Aufbruch Stuttgart e. V. – die unabhängige Bürgerbewegung für die Stadt der Zukunft – für eine Stadt, von der wir träumen.

AUFGETAUCHT! ORTE UND LEBENSRAUM FÜR STUTTGART

Neuer Stadtraum B14

Präsentation von asp Architekten & Koeber Landschaftsarchitektur am 7. Dezember 2022 bei dem öffentlichen Podiumsgespräch „Stadtleben versus Stadtautobahn“
1933 Charta von Athen . 1954 Leitsätze des Deutschen Städtetags . 1959 Die autogerechte Stadt, ein Weg aus dem Verkehrschaos

Die autogerechte Planung hat Städte unattraktiv gemacht und zu strukturell getrennten Fragmenten auf Quartiersebene geführt. Zertrennte Nachbarschaften und Netzwerke sind die Folge. Wie kann es weitergehen? Verzahnung der Projektebenen Bedarfe Stadtraum Verkehr.

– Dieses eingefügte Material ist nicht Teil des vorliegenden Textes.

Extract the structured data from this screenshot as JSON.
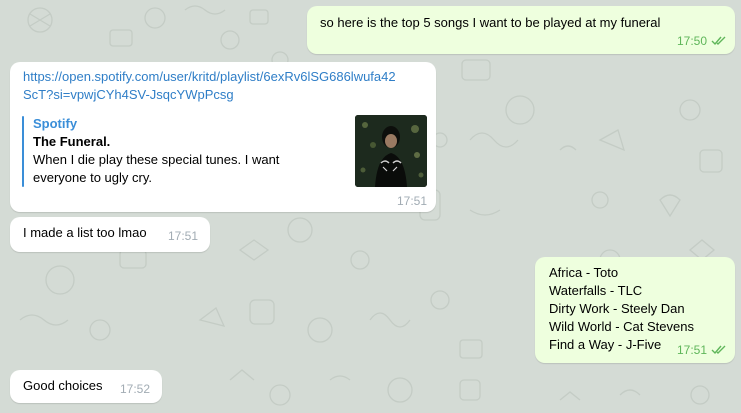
{
  "colors": {
    "chat_background": "#d4dbd5",
    "incoming_bubble": "#ffffff",
    "outgoing_bubble": "#eeffde",
    "outgoing_meta": "#5fb65a",
    "incoming_meta": "#a2acb4",
    "link": "#2f7ec7",
    "preview_accent": "#3a8ed8"
  },
  "messages": [
    {
      "direction": "outgoing",
      "text": "so here is the top 5 songs I want to be played at my funeral",
      "time": "17:50",
      "status_icon": "double-check-icon"
    },
    {
      "direction": "incoming",
      "link_line1": "https://open.spotify.com/user/kritd/playlist/6exRv6lSG686lwufa42",
      "link_line2": "ScT?si=vpwjCYh4SV-JsqcYWpPcsg",
      "preview": {
        "site_name": "Spotify",
        "title": "The Funeral.",
        "description_line1": "When I die play these special tunes. I want",
        "description_line2": "everyone to ugly cry.",
        "thumbnail_icon": "playlist-cover-photo"
      },
      "time": "17:51"
    },
    {
      "direction": "incoming",
      "text": "I made a list too lmao",
      "time": "17:51"
    },
    {
      "direction": "outgoing",
      "lines": [
        "Africa - Toto",
        "Waterfalls - TLC",
        "Dirty Work - Steely Dan",
        "Wild World - Cat Stevens",
        "Find a Way - J-Five"
      ],
      "time": "17:51",
      "status_icon": "double-check-icon"
    },
    {
      "direction": "incoming",
      "text": "Good choices",
      "time": "17:52"
    }
  ]
}
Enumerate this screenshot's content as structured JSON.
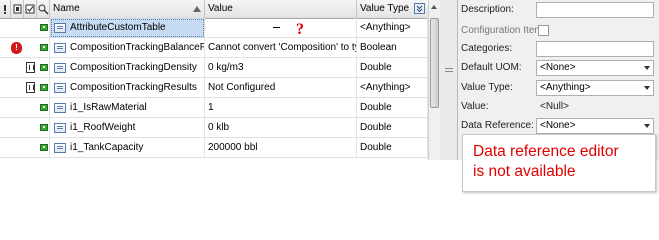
{
  "grid": {
    "columns": [
      {
        "name": "Name"
      },
      {
        "name": "Value"
      },
      {
        "name": "Value Type"
      }
    ],
    "rows": [
      {
        "name": "AttributeCustomTable",
        "value": "",
        "value_type": "<Anything>",
        "selected": true,
        "status": ""
      },
      {
        "name": "CompositionTrackingBalanceFlag",
        "value": "Cannot convert 'Composition' to type...",
        "value_type": "Boolean",
        "selected": false,
        "status": "error"
      },
      {
        "name": "CompositionTrackingDensity",
        "value": "0 kg/m3",
        "value_type": "Double",
        "selected": false,
        "status": "box"
      },
      {
        "name": "CompositionTrackingResults",
        "value": "Not Configured",
        "value_type": "<Anything>",
        "selected": false,
        "status": "box"
      },
      {
        "name": "i1_IsRawMaterial",
        "value": "1",
        "value_type": "Double",
        "selected": false,
        "status": ""
      },
      {
        "name": "i1_RoofWeight",
        "value": "0 klb",
        "value_type": "Double",
        "selected": false,
        "status": ""
      },
      {
        "name": "i1_TankCapacity",
        "value": "200000 bbl",
        "value_type": "Double",
        "selected": false,
        "status": ""
      }
    ],
    "error_indicator": "!",
    "question_mark": "?"
  },
  "properties": {
    "description_label": "Description:",
    "configuration_item_label": "Configuration Item:",
    "categories_label": "Categories:",
    "default_uom_label": "Default UOM:",
    "default_uom_value": "<None>",
    "value_type_label": "Value Type:",
    "value_type_value": "<Anything>",
    "value_label": "Value:",
    "value_value": "<Null>",
    "data_reference_label": "Data Reference:",
    "data_reference_value": "<None>"
  },
  "annotation": {
    "line1": "Data reference editor",
    "line2": "is not available"
  },
  "colors": {
    "annotation_text": "#e00000",
    "selection": "#c6dcf4",
    "error": "#d01a1a",
    "status_green": "#3aa63a"
  }
}
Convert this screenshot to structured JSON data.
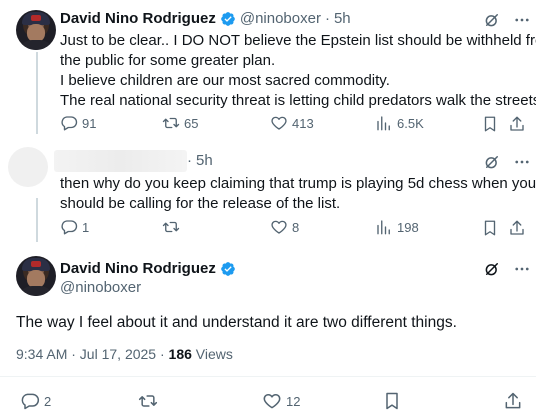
{
  "tweet1": {
    "name": "David Nino Rodriguez",
    "handle": "@ninoboxer",
    "time": "5h",
    "lines": [
      "Just to be clear.. I DO NOT believe the Epstein list should be withheld from",
      "the public for some greater plan.",
      "I believe children are our most sacred commodity.",
      "The real national security threat is letting child predators walk the streets."
    ],
    "replies": "91",
    "reposts": "65",
    "likes": "413",
    "views": "6.5K"
  },
  "tweet2": {
    "time": "5h",
    "lines": [
      "then why do you keep claiming that trump is playing 5d chess when you",
      "should be calling for the release of the list."
    ],
    "replies": "1",
    "reposts": "",
    "likes": "8",
    "views": "198"
  },
  "main": {
    "name": "David Nino Rodriguez",
    "handle": "@ninoboxer",
    "text": "The way I feel about it and understand it are two different things.",
    "timestamp": "9:34 AM · Jul 17, 2025 · ",
    "views_count": "186",
    "views_label": " Views",
    "replies": "2",
    "reposts": "",
    "likes": "12"
  },
  "colors": {
    "verified": "#1d9bf0",
    "text": "#0f1419",
    "secondary": "#536471",
    "thread_line": "#cfd9de"
  }
}
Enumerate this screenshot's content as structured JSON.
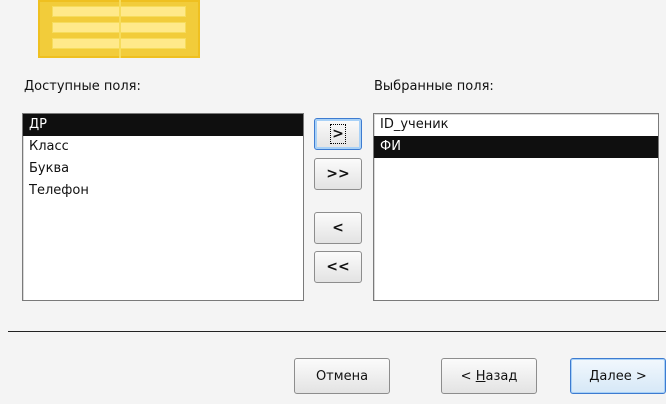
{
  "labels": {
    "available": "Доступные поля:",
    "selected": "Выбранные поля:"
  },
  "available_fields": [
    {
      "label": "ДР",
      "selected": true
    },
    {
      "label": "Класс",
      "selected": false
    },
    {
      "label": "Буква",
      "selected": false
    },
    {
      "label": "Телефон",
      "selected": false
    }
  ],
  "selected_fields": [
    {
      "label": "ID_ученик",
      "selected": false
    },
    {
      "label": "ФИ",
      "selected": true
    }
  ],
  "move_buttons": {
    "add_one": ">",
    "add_all": ">>",
    "remove_one": "<",
    "remove_all": "<<"
  },
  "footer": {
    "cancel": "Отмена",
    "back_prefix": "< ",
    "back_hotkey": "Н",
    "back_rest": "азад",
    "next_hotkey": "Д",
    "next_rest": "алее >"
  },
  "colors": {
    "wizard_graphic": "#f2cc3a",
    "selection": "#0f0f0f",
    "focus_border": "#3d7bd0"
  }
}
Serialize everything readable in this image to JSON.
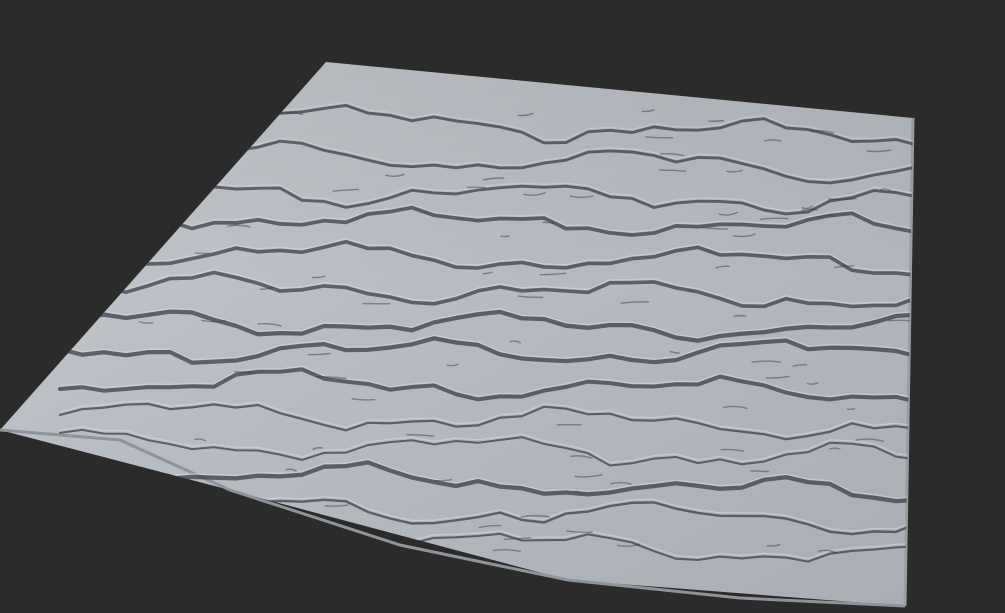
{
  "viewport": {
    "background_color": "#2b2b2b",
    "subject": "terrain-mesh",
    "shading": "matcap-gray"
  },
  "terrain": {
    "surface_color": "#b4b9bf",
    "ridge_color": "#3c4149",
    "highlight_color": "#d6dadf"
  }
}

Hier sehen Sie die vollständige Präsentation

„STADTLEBEN VERSUS STADTAUTOBAHN“ AM 7. DEZEMBER 2022

Öffentliches Podiumsgespräch mit asp Architekten, Koeber Landschaftsarchitektur und dem Bürgermeister für Städtebau, Wohnen und Umwelt, Peter Pätzold am 7. Dezember 2022

Veranstaltungsort:
Evangelisches Bildungszentrum Hospitalhof Stuttgart
Büchsenstraße 33
70174 Stuttgart
Mittwoch, 7. Dezember 2022, 19:00 Uhr

Das Verbessern der Aufenthaltsqualität im Kulturquartier unserer Stadt und der Anziehungskraft der dort befindlichen Institutionen ist eines der großen Anliegen unseres Vereins. Haben doch bereits die Ergebnisse unserer Workshops „Aufbruch Kulturquartier“ und „Aufbruch Verkehrswende“ in die Ausschreibung „Neuer Stadtraum B14“ Eingang gefunden.

Diesen Faden spinnen wir in der öffentlichen Podiumsveranstaltung „Stadtleben versus Stadtautobahn“ weiter. Dabei stellen wir, gemeinsam mit asp Architekten, noch einmal das Wettbewerbsergebnis vor.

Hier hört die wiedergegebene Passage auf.